We are working in very remote places, so sometimes we are carrying the vaccine on our heads. We had a team who had to walk more than five hours to a place because no cars, no motorcycles could get there so they had to go by foot.
With very remote places in the forest, we can also have insecurity because there are armed groups operating there.
Sometimes you think you might not survive. One of our colleagues has been killed and there are also people in the community who have been killed in their houses because they are working with us in the response.
Step 5: Cross-border co-ordination
We also support bordering countries with their preparedness and response plan.

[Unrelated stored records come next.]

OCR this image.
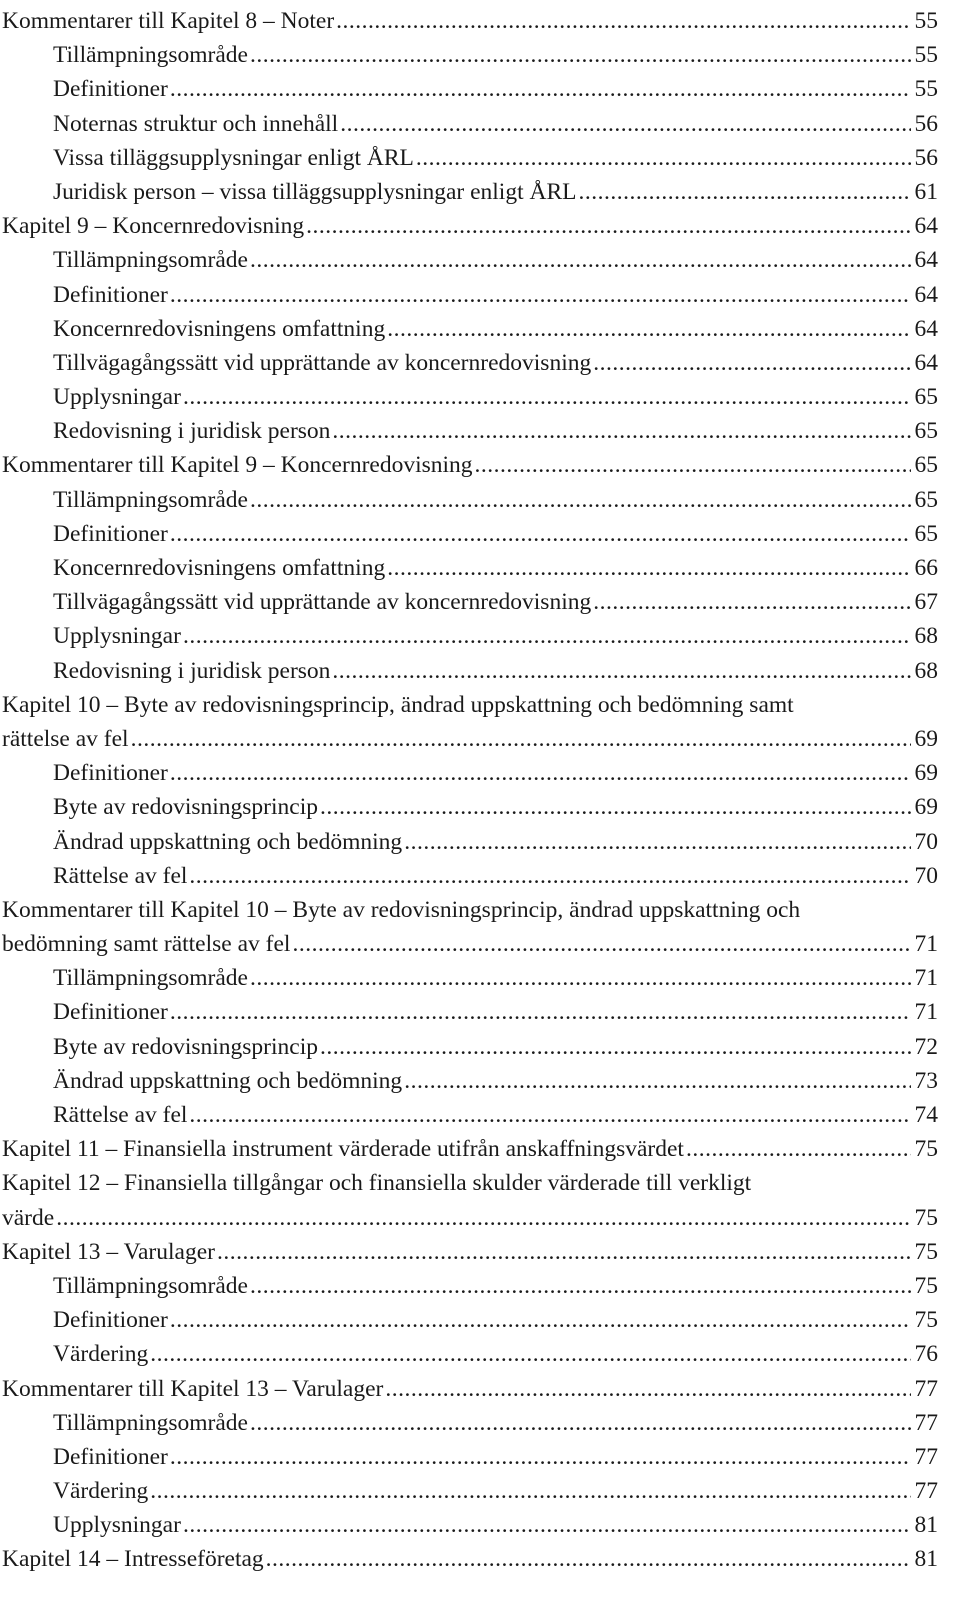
Kommentarer till Kapitel 8 – Noter .....	55
Tillämpningsområde .....	55
Definitioner .....	55
Noternas struktur och innehåll .....	56
Vissa tilläggsupplysningar enligt ÅRL .....	56
Juridisk person – vissa tilläggsupplysningar enligt ÅRL .....	61
Kapitel 9 – Koncernredovisning .....	64
Tillämpningsområde .....	64
Definitioner .....	64
Koncernredovisningens omfattning .....	64
Tillvägagångssätt vid upprättande av koncernredovisning .....	64
Upplysningar .....	65
Redovisning i juridisk person .....	65
Kommentarer till Kapitel 9 – Koncernredovisning .....	65
Tillämpningsområde .....	65
Definitioner .....	65
Koncernredovisningens omfattning .....	66
Tillvägagångssätt vid upprättande av koncernredovisning .....	67
Upplysningar .....	68
Redovisning i juridisk person .....	68
Kapitel 10 – Byte av redovisningsprincip, ändrad uppskattning och bedömning samt
rättelse av fel .....	69
Definitioner .....	69
Byte av redovisningsprincip .....	69
Ändrad uppskattning och bedömning .....	70
Rättelse av fel .....	70
Kommentarer till Kapitel 10 – Byte av redovisningsprincip, ändrad uppskattning och
bedömning samt rättelse av fel .....	71
Tillämpningsområde .....	71
Definitioner .....	71
Byte av redovisningsprincip .....	72
Ändrad uppskattning och bedömning .....	73
Rättelse av fel .....	74
Kapitel 11 – Finansiella instrument värderade utifrån anskaffningsvärdet .....	75
Kapitel 12 – Finansiella tillgångar och finansiella skulder värderade till verkligt
värde .....	75
Kapitel 13 – Varulager .....	75
Tillämpningsområde .....	75
Definitioner .....	75
Värdering .....	76
Kommentarer till Kapitel 13 – Varulager .....	77
Tillämpningsområde .....	77
Definitioner .....	77
Värdering .....	77
Upplysningar .....	81
Kapitel 14 – Intresseföretag .....	81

When someone - a contact - is displaced to another place, we rapidly contact the other country. We have contacts who have travelled to Uganda but we have informed Uganda quickly and those contacts have been identified and come back to the DRC.
So far, the recommendation of WHO is not to close the borders. We should reinforce checks on the borders, screenings at the point of entry - this is the recommendation.
At the points of entry, if someone is sick and trying to get to another country, you can detect them there.
Step 6: Epidemic over
To declare that an epidemic is over, we have to have 42 days without any cases. Forty-two days is double the incubation period.
After the Ebola is declared finished, we begin with a surveillance phase. This is 90 days during which the team is still in the field. We train local people to try to make the system sustainable. We also actively search the community to find any cases that have been hiding somehow.
After an outbreak, we want to help local health systems to become more reliable.
This interview has been edited for length and clarity.